Wednesday, September 3, 2008

Homemade Invention Saves Pinal County Water and a lot of Money

     By Joe Pyritz

     FLORENCE- Florence is a hard place to be.

     If you are a plumber, that is.

     The hard water in the area plays havoc on the pipes and plumbing fixtures inside the many of the County buildings.  One building, in particular, uses a lot of water – the Adult
Detention Center.

     One way the center tries to minimize costs is by regulating the amount of water that is used by the inmates.  This is accomplished by an electronically controlled manifold that allows a certain amount of water to be used in a sink or toilet.  This avoids any misuse of water, such as leaving the faucet on or unnecessary flushes of the toilet.

     Deep inside the detention center is a maze of pipes that supply water to the facility.  At the junction where the pipes disappear into the wall is a two piped manifold with eight valves that feed toilets and sinks inside the detention center. 

     A problem arose earlier this year when some of the fittings inside the electronic manifold started failing due to the hard water.

     "We started noticing that many of the valves were shutting down because the water was leaking though the rings and brass thereby shorting out the electronic controller," said Facilities and Maintenance worker Mike Gregus.  "This wasn't a warranty issue.  It was a premature erosion of the parts inside the manifold due to the hard water."

     Gregus and co-worker Craig Williams decided that a replacement for the failing part, a hot and cold water mixing valve, was needed before other units began to fail.

     "We checked through the manifold manufacturer to see if we could get just the mixing valve," Williams said.  "We were told that we would have to purchase the entire unit.  The solenoid and valves would cost $183.33."

     To replace the entire manifold came to a cost of $1,825.  With another 100 manifolds inside the detention center with risk of failure, the cost to the County would be over $145,000.

     "I thought there should be a better way to handle this problem," Gregus said.  "All of us at the Facilities and Maintenance department inside the detention center put our heads together to come up with a solution."

     Following a study of the manifold's design, along with its schematics and an internet search, they decided on a novel solution.

     "We needed to make a unit that would do the same thing as the original manifold," Williams said.  "Mike is a good engineer and once we had an idea of the parts we needed, there was no stopping us."

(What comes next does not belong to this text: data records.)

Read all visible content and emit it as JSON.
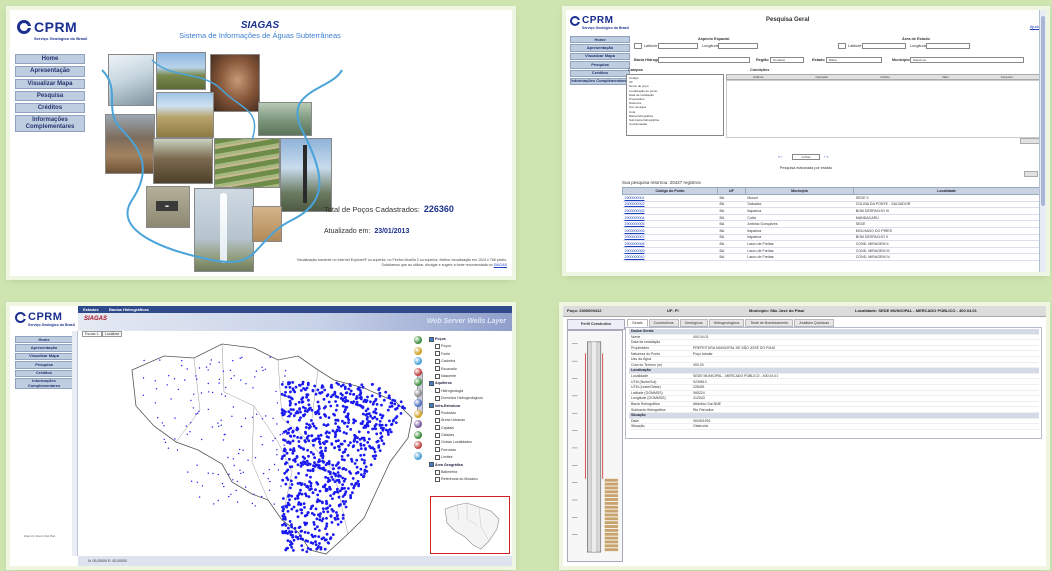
{
  "page": {
    "background": "#cfe5b1",
    "accent": "#1a2f8f",
    "link_color": "#1a3fbf"
  },
  "logo": {
    "name": "CPRM",
    "subtitle": "Serviço Geológico do Brasil"
  },
  "home": {
    "title": "SIAGAS",
    "subtitle": "Sistema de Informações de Águas Subterrâneas",
    "menu": [
      "Home",
      "Apresentação",
      "Visualizar Mapa",
      "Pesquisa",
      "Créditos",
      "Informações Complementares"
    ],
    "stats_label": "Total de Poços Cadastrados:",
    "stats_value": "226360",
    "updated_label": "Atualizado em:",
    "updated_value": "23/01/2013",
    "footnote_line1": "Visualização somente no Internet Explorer® ou superior, no Firefox Mozilla 2 ou superior. Melhor visualização em 1024 x 768 pixels.",
    "footnote_line2": "Solicitamos que ao utilizar, divulgar e sugerir a fonte recomendada no",
    "footnote_link": "SIAGAS"
  },
  "query": {
    "title": "Pesquisa Geral",
    "help_link": "Ajuda",
    "menu": [
      "Home",
      "Apresentação",
      "Visualizar Mapa",
      "Pesquisa",
      "Créditos",
      "Informações Complementares"
    ],
    "section_left": "Aspecto Espacial",
    "section_right": "Área de Estudo",
    "lat_label": "Latitude",
    "lon_label": "Longitude",
    "basin_label": "Bacia Hidrográfica",
    "region_label": "Região",
    "region_value": "Nordeste",
    "state_label": "Estado",
    "state_value": "Bahia",
    "city_label": "Município",
    "city_value": "Selecione",
    "field_header": "Campos",
    "conditions_header": "Condições",
    "cond_columns": [
      "Atributo",
      "Operador",
      "Critério",
      "Valor",
      "Conector"
    ],
    "fields": [
      "Código",
      "UF",
      "Nome do poço",
      "Localização do ponto",
      "Data de instalação",
      "Proprietário",
      "Natureza",
      "Uso da água",
      "Cota",
      "Bacia hidrográfica",
      "Sub-bacia hidrográfica",
      "Coordenadas"
    ],
    "results_per_page": "Linhas",
    "no_result_msg": "Pesquisa elaborada por estado",
    "result_title": "Sua pesquisa retornou: 20427 registros",
    "result_columns": [
      "Código do Ponto",
      "UF",
      "Município",
      "Localidade"
    ],
    "rows": [
      {
        "cod": "2900000001",
        "uf": "BA",
        "mun": "Mucuri",
        "loc": "SEDE II"
      },
      {
        "cod": "2900000002",
        "uf": "BA",
        "mun": "Salvador",
        "loc": "COLINA DA PONTE - SALVADOR"
      },
      {
        "cod": "2900000003",
        "uf": "BA",
        "mun": "Itaparica",
        "loc": "BOM DESPACHO III"
      },
      {
        "cod": "2900000004",
        "uf": "BA",
        "mun": "Cotia",
        "loc": "MANDACARU"
      },
      {
        "cod": "2900000005",
        "uf": "BA",
        "mun": "Antônio Gonçalves",
        "loc": "SEDE"
      },
      {
        "cod": "2900000006",
        "uf": "BA",
        "mun": "Itaparica",
        "loc": "MOLHADO DO PIRES"
      },
      {
        "cod": "2900000007",
        "uf": "BA",
        "mun": "Itaparica",
        "loc": "BOM DESPACHO II"
      },
      {
        "cod": "2900000008",
        "uf": "BA",
        "mun": "Lauro de Freitas",
        "loc": "COND. MIRAGEM II"
      },
      {
        "cod": "2900000009",
        "uf": "BA",
        "mun": "Lauro de Freitas",
        "loc": "COND. MIRAGEM III"
      },
      {
        "cod": "2900000010",
        "uf": "BA",
        "mun": "Lauro de Freitas",
        "loc": "COND. MIRAGEM IV"
      }
    ]
  },
  "map": {
    "tabs": [
      "Estados",
      "Bacias Hidrográficas"
    ],
    "menu": [
      "Home",
      "Apresentação",
      "Visualizar Mapa",
      "Pesquisa",
      "Créditos",
      "Informações Complementares"
    ],
    "header_logo": "SIAGAS",
    "header_title": "Web Server Wells Layer",
    "ctl_1": "Escala 1:",
    "ctl_2": "Localizar",
    "zoom_ctl": "Zoom In   Zoom Out   Pan",
    "status": "N: 00,00000   E: 00,00000",
    "point_color": "#1a1af0",
    "layers": [
      {
        "label": "Poços",
        "group": true
      },
      {
        "label": "Poços",
        "group": false
      },
      {
        "label": "Fonte",
        "group": false
      },
      {
        "label": "Cacimba",
        "group": false
      },
      {
        "label": "Escavado",
        "group": false
      },
      {
        "label": "Nascente",
        "group": false
      },
      {
        "label": "Aquíferos",
        "group": true
      },
      {
        "label": "Hidrogeologia",
        "group": false
      },
      {
        "label": "Domínios Hidrogeológicos",
        "group": false
      },
      {
        "label": "Infra-Estrutura",
        "group": true
      },
      {
        "label": "Rodovias",
        "group": false
      },
      {
        "label": "Áreas Urbanas",
        "group": false
      },
      {
        "label": "Capitais",
        "group": false
      },
      {
        "label": "Cidades",
        "group": false
      },
      {
        "label": "Outras Localidades",
        "group": false
      },
      {
        "label": "Ferrovias",
        "group": false
      },
      {
        "label": "Limites",
        "group": false
      },
      {
        "label": "Área Geográfica",
        "group": true
      },
      {
        "label": "Batimetria",
        "group": false
      },
      {
        "label": "Referência do Mosaico",
        "group": false
      }
    ]
  },
  "detail": {
    "well_label": "Poço: 2300000412",
    "uf_label": "UF: PI",
    "city_label": "Município: São José do Piauí",
    "loc_label": "Localidade: SEDE MUNICIPAL - MERCADO PÚBLICO - 400.04.01",
    "left_title": "Perfil Construtivo",
    "tabs": [
      "Gerais",
      "Construtivos",
      "Geológicos",
      "Hidrogeológicos",
      "Teste de Bombeamento",
      "Análises Químicas"
    ],
    "sections": [
      {
        "title": "Dados Gerais",
        "rows": [
          [
            "Nome",
            "400.04.01"
          ],
          [
            "Data da Instalação",
            ""
          ],
          [
            "Proprietário",
            "PREFEITURA MUNICIPAL DE SÃO JOSÉ DO PIAUÍ"
          ],
          [
            "Natureza do Ponto",
            "Poço tubular"
          ],
          [
            "Uso da Água",
            ""
          ],
          [
            "Cota do Terreno (m)",
            "400.00"
          ]
        ]
      },
      {
        "title": "Localização",
        "rows": [
          [
            "Localidade",
            "SEDE MUNICIPAL - MERCADO PÚBLICO - 400.04.01"
          ],
          [
            "UTM (Norte/Sul)",
            "9239613"
          ],
          [
            "UTM (Leste/Oeste)",
            "228451"
          ],
          [
            "Latitude (GGMMSS)",
            "065224"
          ],
          [
            "Longitude (GGMMSS)",
            "412043"
          ],
          [
            "Bacia Hidrográfica",
            "Atlântico Sul-NNE"
          ],
          [
            "Subbacia Hidrográfica",
            "Rio Parnaíba"
          ]
        ]
      },
      {
        "title": "Situação",
        "rows": [
          [
            "Data",
            "06/05/1991"
          ],
          [
            "Situação",
            "Obstruído"
          ]
        ]
      }
    ]
  }
}
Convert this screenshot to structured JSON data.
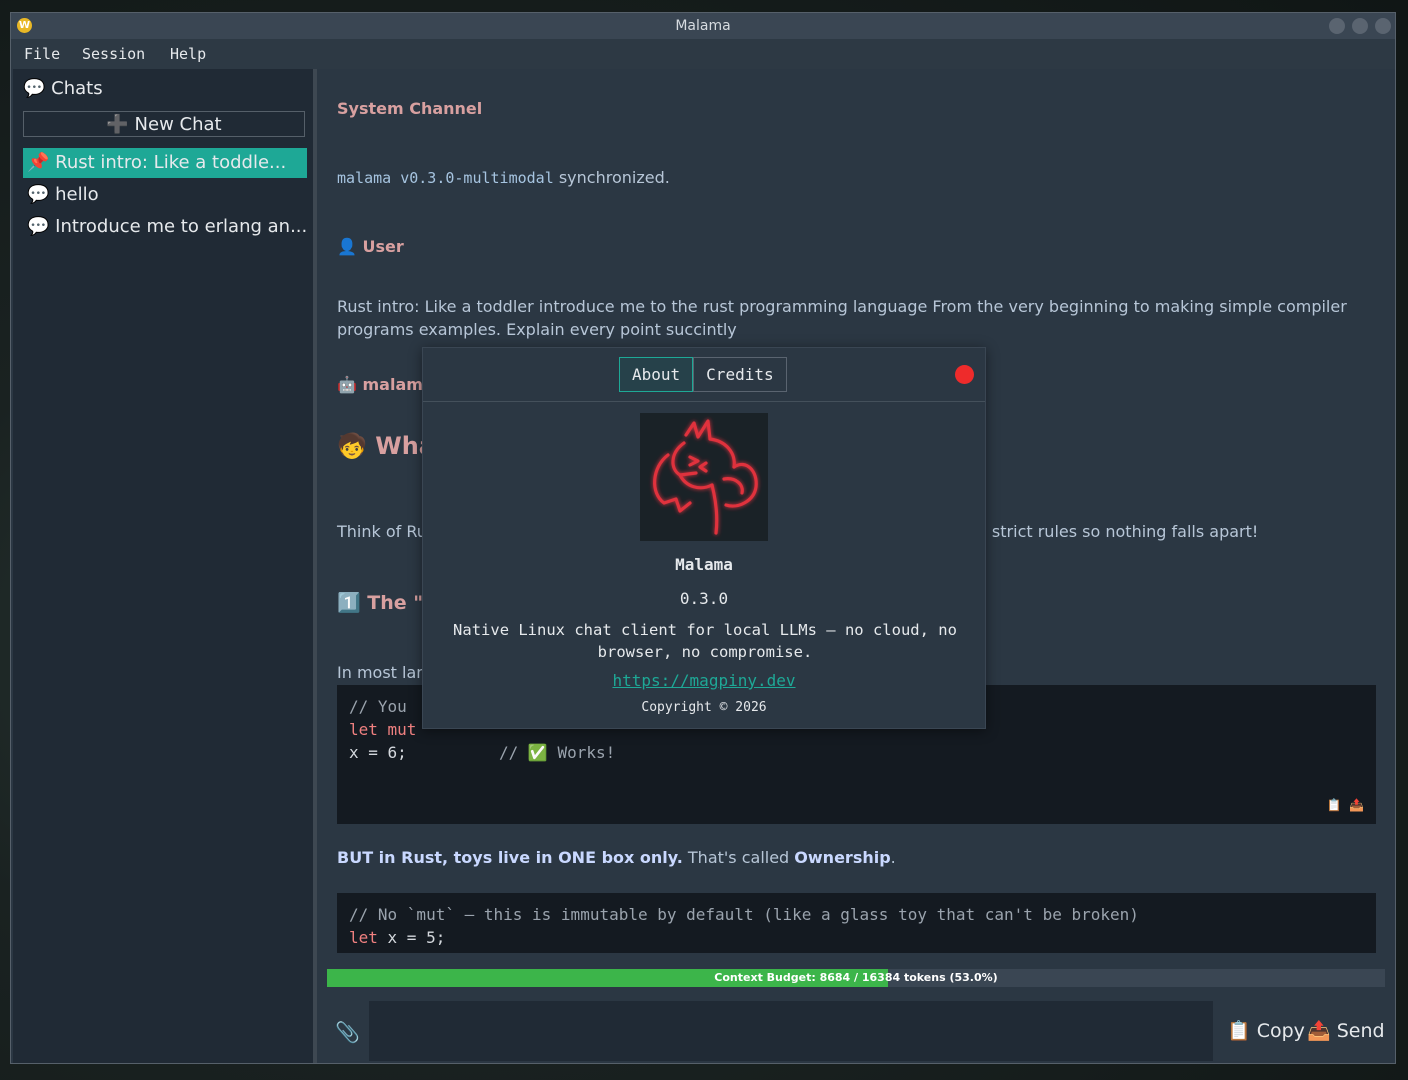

     "Through the internet we found an inexpensive mixing valve for $17.00 per unit," Gregus explained.  "The next thing we had to find was a solenoid to replace those that were failing on the original manifolds.  We found one for $6.00 to adapt to the manifolds.  So a $183.33 part is now down to $23.00."

     But they were not done, yet.  It was discovered that if Facilities and Maintenance crews had to routinely clean out the manifolds.  The original units were hard, if not impossible to clean.  So Gregus and company came up with another solution-use PVC pipe rather than the brass pipe.

     "This in-house manifold does exactly the same thing as the Willoughby unit," Gregus said.  "There are a lot of benefits to this new device.  We are no longer dependent upon a single manufacturer for replacement parts and the cost of replacing the entire manifold is around $100.  The cost through the manufacturer is $1,825.  We're saving over $1,700"

     With 101 units inside the detention center, the cost to replace all parts is only $31,000.

     "I'm a taxpayer," Williams added, "and I'm all for saving money."